Umso mehr, wenn genau diese Unternehmer*innen regelmäßig größere Summen an Hilfsorganisationen spenden und sich auf Social Media als wahnsinnig „sozial“ geben.
Ratenzahlungen biete ich deshalb ab sofort ohne Aufpreis an.
Keine Timer und künstliche Deadlines mehr
Wenn es kein klassisches „Open Cart“ und „Closed Cart“ gibt, brauche ich auch keine Timer und künstlichen Deadlines mehr.
(Juhu!🥳 Hab sie sowieso immer gehasst!)
„Nur noch zwei Stunden sind die Türen zu meinem Programm geöffnet. Buche jetzt noch schnell.“
Solche Mails möchte ich in Zukunft nicht mehr verschicken.
Kein Zeitdruck mehr für mich
Und schließlich ist das Ganze auch noch für mich viel entspannter.😊
Auf andere Menschen Druck auszuüben, selbst wenn es „nur“ per E-Mail ist, hat natürlich auch auf mich selbst Druck ausgeübt.
Kein Wunder, dass ich mich nach Launches so oft ausgelaugt und erschöpft fühlte.
Mehrere Wochen vor einem gemeinsamen Start die Türen zu einem Programm zu öffnen, fühlt sich herrlich entspannt an.

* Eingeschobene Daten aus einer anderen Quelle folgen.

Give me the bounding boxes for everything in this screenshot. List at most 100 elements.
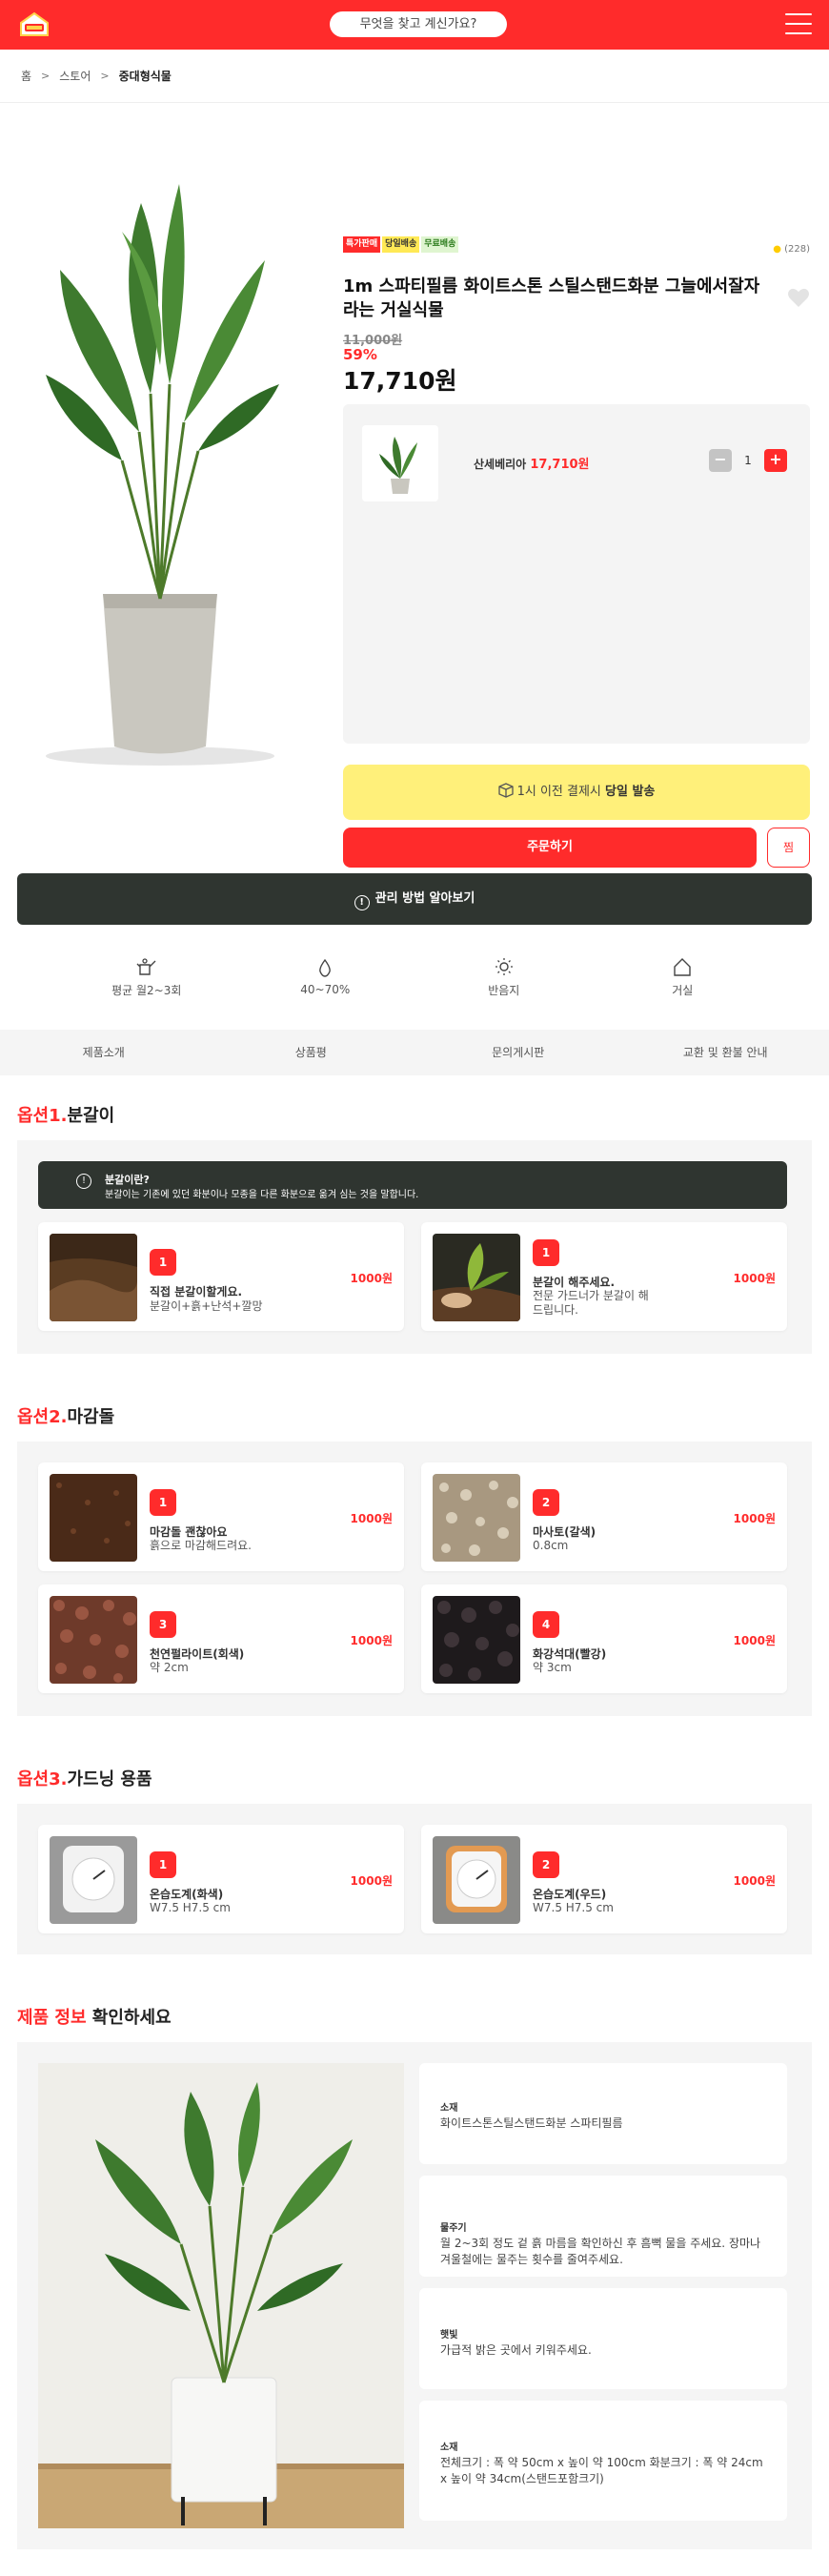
search-input[interactable]: 무엇을 찾고 계신가요?	[330, 11, 507, 37]
option-title: 화강석대(빨강)	[533, 1646, 606, 1662]
option-price: 1000원	[734, 1872, 776, 1889]
option-name: 산세베리아 17,710원	[474, 454, 590, 472]
plus-button[interactable]: +	[764, 449, 787, 472]
logo-icon[interactable]	[17, 10, 51, 38]
option-subtitle: 0.8cm	[533, 1539, 657, 1553]
option-card[interactable]: 1 직접 분갈이할게요. 분갈이+흙+난석+깔망 1000원	[38, 1222, 404, 1331]
bottom-spacer	[0, 2549, 829, 2576]
info-label: 소재	[440, 2439, 766, 2453]
quantity-stepper: − 1 +	[709, 449, 787, 472]
hamburger-menu-icon[interactable]	[785, 13, 812, 34]
minus-button[interactable]: −	[709, 449, 732, 472]
granite-thumbnail	[433, 1596, 520, 1684]
wish-button[interactable]: 찜	[767, 828, 810, 868]
option-card[interactable]: 2 온습도계(우드) W7.5 H7.5 cm 1000원	[421, 1825, 787, 1933]
info-card-material: 소재 화이트스톤스틸스탠드화분 스파티필름	[419, 2063, 787, 2164]
care-guide-button[interactable]: !관리 방법 알아보기	[17, 873, 812, 925]
option-card[interactable]: 3 천연펄라이트(회색) 약 2cm 1000원	[38, 1584, 404, 1693]
selected-options-box: 산세베리아 17,710원 − 1 +	[343, 404, 810, 744]
info-label: 물주기	[440, 2219, 766, 2234]
chevron-right-icon: >	[100, 70, 109, 82]
option2-heading-prefix: 옵션2.	[17, 1407, 67, 1427]
option-subtitle: 흙으로 마감해드려요.	[150, 1539, 273, 1553]
quantity-value[interactable]: 1	[732, 454, 764, 467]
sale-price: 17,710원	[343, 362, 456, 397]
option2-heading: 옵션2.마감돌	[0, 1377, 829, 1441]
top-bar: 무엇을 찾고 계신가요?	[0, 0, 829, 50]
option-number: 1	[150, 1851, 176, 1878]
option-card[interactable]: 1 온습도계(화색) W7.5 H7.5 cm 1000원	[38, 1825, 404, 1933]
option-card[interactable]: 2 마사토(갈색) 0.8cm 1000원	[421, 1462, 787, 1571]
rating-count: (228)	[784, 244, 810, 255]
option-number: 4	[533, 1611, 559, 1638]
badge-group: 특가판매 당일배송 무료배송	[343, 236, 458, 253]
option-subtitle: 전문 가드너가 분갈이 해드립니다.	[533, 1289, 657, 1318]
info-value: 가급적 밝은 곳에서 키워주세요.	[440, 2342, 766, 2359]
product-info-heading: 제품 정보 확인하세요	[0, 1977, 829, 2042]
option-subtitle: 약 2cm	[150, 1661, 273, 1675]
repotting-thumbnail	[433, 1234, 520, 1321]
notice-title: 분갈이란?	[105, 1172, 150, 1187]
option3-heading: 옵션3.가드닝 용품	[0, 1739, 829, 1804]
chevron-right-icon: >	[41, 70, 50, 82]
info-label: 소재	[440, 2099, 766, 2114]
breadcrumb: 홈 > 스토어 > 중대형식물	[0, 50, 829, 103]
option-title: 마감돌 괜찮아요	[150, 1523, 227, 1540]
product-info-panel: 소재 화이트스톤스틸스탠드화분 스파티필름 물주기 월 2~3회 정도 겉 흙 …	[17, 2042, 812, 2549]
product-title: 1m 스파티필름 화이트스톤 스틸스탠드화분 그늘에서잘자라는 거실식물	[343, 275, 762, 322]
option-number: 2	[533, 1851, 559, 1878]
info-value: 월 2~3회 정도 겉 흙 마름을 확인하신 후 흠뻑 물을 주세요. 장마나 …	[440, 2236, 766, 2268]
stat-humidity: 40~70%	[268, 958, 382, 996]
option-number: 1	[533, 1239, 559, 1266]
tab-reviews[interactable]: 상품평	[208, 1030, 415, 1075]
info-card-sunlight: 햇빛 가급적 밝은 곳에서 키워주세요.	[419, 2288, 787, 2389]
option-card[interactable]: 4 화강석대(빨강) 약 3cm 1000원	[421, 1584, 787, 1693]
breadcrumb-store[interactable]: 스토어	[59, 68, 91, 84]
info-card-watering: 물주기 월 2~3회 정도 겉 흙 마름을 확인하신 후 흠뻑 물을 주세요. …	[419, 2176, 787, 2277]
info-card-size: 소재 전체크기 : 폭 약 50cm x 높이 약 100cm 화분크기 : 폭…	[419, 2401, 787, 2521]
detail-tabs: 제품소개 상품평 문의게시판 교환 및 환불 안내	[0, 1030, 829, 1075]
product-info-image	[38, 2063, 404, 2528]
breadcrumb-home[interactable]: 홈	[21, 68, 31, 84]
info-icon: !	[354, 895, 370, 910]
breadcrumb-current: 중대형식물	[119, 68, 172, 84]
info-icon: !	[76, 1174, 91, 1189]
heart-icon[interactable]	[787, 287, 810, 308]
info-value: 전체크기 : 폭 약 50cm x 높이 약 100cm 화분크기 : 폭 약 …	[440, 2455, 766, 2487]
order-button[interactable]: 주문하기	[343, 828, 757, 868]
care-stats: 평균 월2~3회 40~70% 반음지 거실	[0, 925, 829, 1030]
stat-light: 반음지	[447, 957, 561, 998]
option-number: 1	[150, 1489, 176, 1516]
option1-heading: 옵션1.분갈이	[0, 1075, 829, 1140]
option-price: 1000원	[351, 1632, 393, 1648]
info-label: 햇빛	[440, 2326, 766, 2341]
option-price: 1000원	[351, 1510, 393, 1526]
badge-special-sale: 특가판매	[343, 236, 380, 253]
option3-panel: 1 온습도계(화색) W7.5 H7.5 cm 1000원 2 온습도계(우드)…	[17, 1804, 812, 1954]
option-price: 17,710원	[530, 458, 589, 472]
stat-location: 거실	[625, 957, 739, 998]
option-price: 1000원	[351, 1270, 393, 1286]
rating[interactable]: ● (228)	[773, 244, 810, 255]
option-number: 1	[150, 1249, 176, 1276]
option-subtitle: W7.5 H7.5 cm	[533, 1901, 657, 1915]
product-info-heading-text: 확인하세요	[87, 2008, 172, 2028]
gravel-thumbnail	[433, 1474, 520, 1562]
box-icon	[498, 783, 514, 798]
tab-product-intro[interactable]: 제품소개	[0, 1030, 208, 1075]
star-icon: ●	[773, 244, 781, 255]
option1-heading-text: 분갈이	[67, 1106, 114, 1126]
sun-icon	[494, 957, 515, 976]
option-name-text: 산세베리아	[474, 458, 526, 471]
option-subtitle: 분갈이+흙+난석+깔망	[150, 1299, 273, 1314]
option-thumbnail	[362, 425, 438, 501]
notice-text: 분갈이는 기존에 있던 화분이나 모종을 다른 화분으로 옮겨 심는 것을 말합…	[105, 1186, 418, 1200]
tab-exchange-refund[interactable]: 교환 및 환불 안내	[622, 1030, 829, 1075]
option-card[interactable]: 1 마감돌 괜찮아요 흙으로 마감해드려요. 1000원	[38, 1462, 404, 1571]
option-number: 2	[533, 1489, 559, 1516]
hygrometer-wood-thumbnail	[433, 1836, 520, 1924]
option-card[interactable]: 1 분갈이 해주세요. 전문 가드너가 분갈이 해드립니다. 1000원	[421, 1222, 787, 1331]
badge-same-day: 당일배송	[382, 236, 419, 253]
tab-inquiry[interactable]: 문의게시판	[414, 1030, 622, 1075]
option-price: 1000원	[734, 1632, 776, 1648]
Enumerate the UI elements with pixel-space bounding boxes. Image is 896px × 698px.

Ich muss nicht – pünktlich zu einem Webinar – fit sein, sondern mehrere Wochen Zeit, um auf dem Blog oder Newsletter über mein Programm zu reden.😊
Stattdessen will ich nun Folgendes tun
Fiese Gedanke verbannen und stärkende Gedanken denken
Zunächst einmal starte ich – wie immer – im Innern. Da ist nämlich dieser hartnäckige Glaubenssatz in mir, dass ich nicht erfolgreich sein kann, wenn ich ethisch handle.🙈
Verrückt, oder?
Ich vermute: Das ist Gedankengut aus Sowjetzeiten, wo jede*r, der oder die erfolgreich sein wollte, krumme Dinger drehen und jemanden bestechen musste. (Ich wünschte, das wäre ein Witz.)
Weg damit.
„Ich kann ein ethischer Mensch sein und genügend Umsatz machen, um ein schönes Leben zu führen.“
Viel besser.
Diesen Satz schreibe ich mir nun jeden Tag zehnmal irgendwohin, bis auch die letzte Zelle in meinem Körper verstanden hat, dass es so ist.😜
Wartelisten
Solange ich nicht genau weiß, wann ich das nächste Mal ein Programm anbieten kann und will, biete ich Menschen die Möglichkeiten an, sich in Wartelisten einzutragen.
Das möchte ich auch in Zukunft so handhaben.
Wartelisten finde ich für beide Seiten herrlich entspannt und unkompliziert.
Menschen, die grundsätzlich Interesse an einem Programm haben, tragen sich in eine Warteliste ein, selbst wenn ich die Details noch nicht festgelegt habe.
Sobald Zeitraum, Leistungsumfang und Preis feststehen, schreibe ich ihnen eine Mail und sag ihnen Bescheid.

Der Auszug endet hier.